OceanBase Database's vector search capability is built on its multi-model integration capabilities, delivering outstanding performance in areas such as integrated queries, scalability, high performance, high availability, low costs, multi-tenancy, and data security.
Mixed queries
OceanBase Database supports mixed queries of vector data, spatial data, document data, and scalar data. It provides extreme performance for multimodal mixed queries supported by vector indexes, spatial indexes, and full-text indexes.
Scalability
As a natively distributed database, OceanBase Database supports horizontal scaling and multi-partition capabilities, enabling it to handle massive vector data.
High performance
OceanBase Database's vector search capability incorporates the VSAG index algorithm library. VSAG demonstrates excellent performance on the 960-dimensional GIST dataset and significantly outperforms other algorithms in the ANN-Benchmarks test.
High availability
OceanBase Database supports primary/standby and cross-region disaster recovery for vector search, ensuring real-time access to the HNSW index after disaster recovery switching.
Transactions
OceanBase Database's distributed transaction capability, based on the Multi-Paxos protocol, ensures the consistency and integrity of vector data. It also provides effective concurrency control and fault recovery mechanisms.
Low costs
OceanBase Database's storage encoding and compression capabilities can significantly reduce vector storage space requirements, thereby lowering application storage costs.
Data security
OceanBase Database supports a comprehensive range of enterprise-level security features, including identity authentication, access control, data encryption, monitoring and alerting, and security auditing, ensuring data security in vector search scenarios.
Ease of use
OceanBase Database provides flexible access interfaces.

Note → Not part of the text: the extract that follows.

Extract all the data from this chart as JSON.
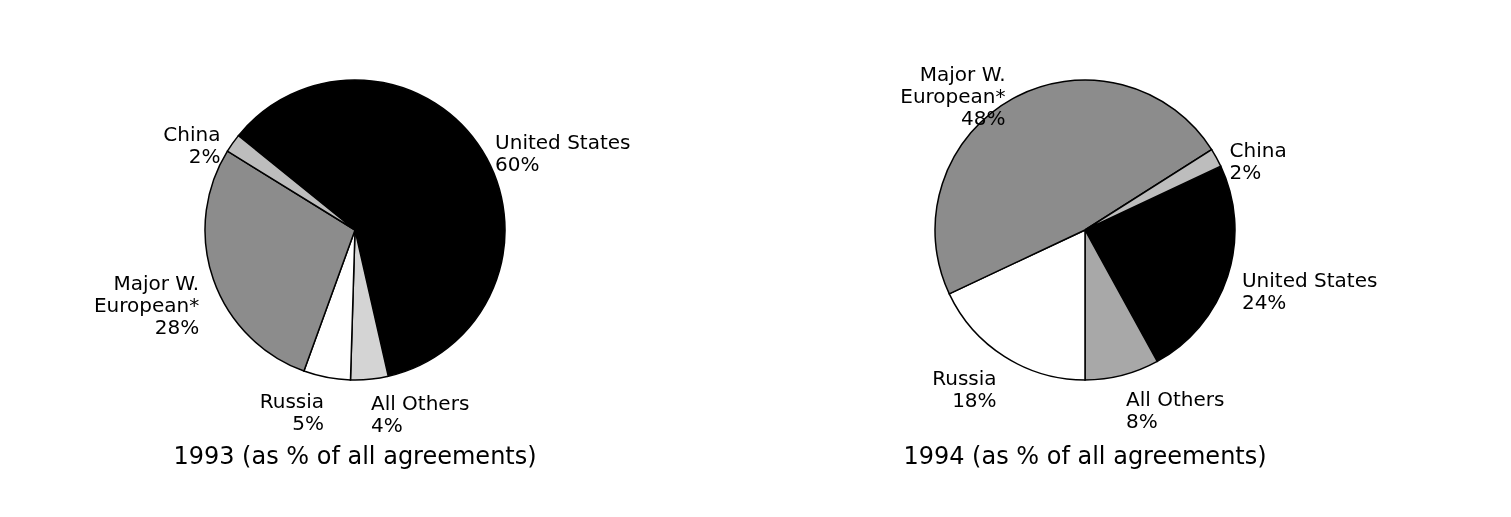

It supports accessing vector search services through SQL queries via MySQL protocols and various language clients, as well as through the Python SDK. Additionally, OceanBase Database has been adapted to support AI application development frameworks like LangChain and LlamaIndex, better serving AI application development.
Robust toolset
OceanBase Database offers a comprehensive suite of database tools for data development, migration, operations, and diagnostics, ensuring seamless AI application development and maintenance.
Application scenarios
Retrieval Augmented Generation (RAG): RAG is an AI framework that retrieves facts from external knowledge bases to provide the largest language models (LLMs) with the most accurate and up-to-date information. It also allows users to gain a deeper understanding of the LLM generation process. RAG is commonly used in intelligent Q&A and knowledge bases.
Personalized recommendation: Recommendation systems can recommend items that users may be interested in based on their historical behavior and preferences. When a recommendation request is initiated, the system calculates the similarity based on user characteristics and returns items that the user may be interested in as the recommendation results. Examples include restaurant recommendations and attraction recommendations.
Image search and text-based image search: An image search task involves searching for the image most similar to the specified one in a large-scale image database. A text-based image search task involves searching for the image most similar to the specified one in a large-scale text database. During the search, text/image features used can be stored in a vector database. High-performance indexes can be used to implement efficient similarity search, and then return images/texts that match the search content. Examples include face recognition.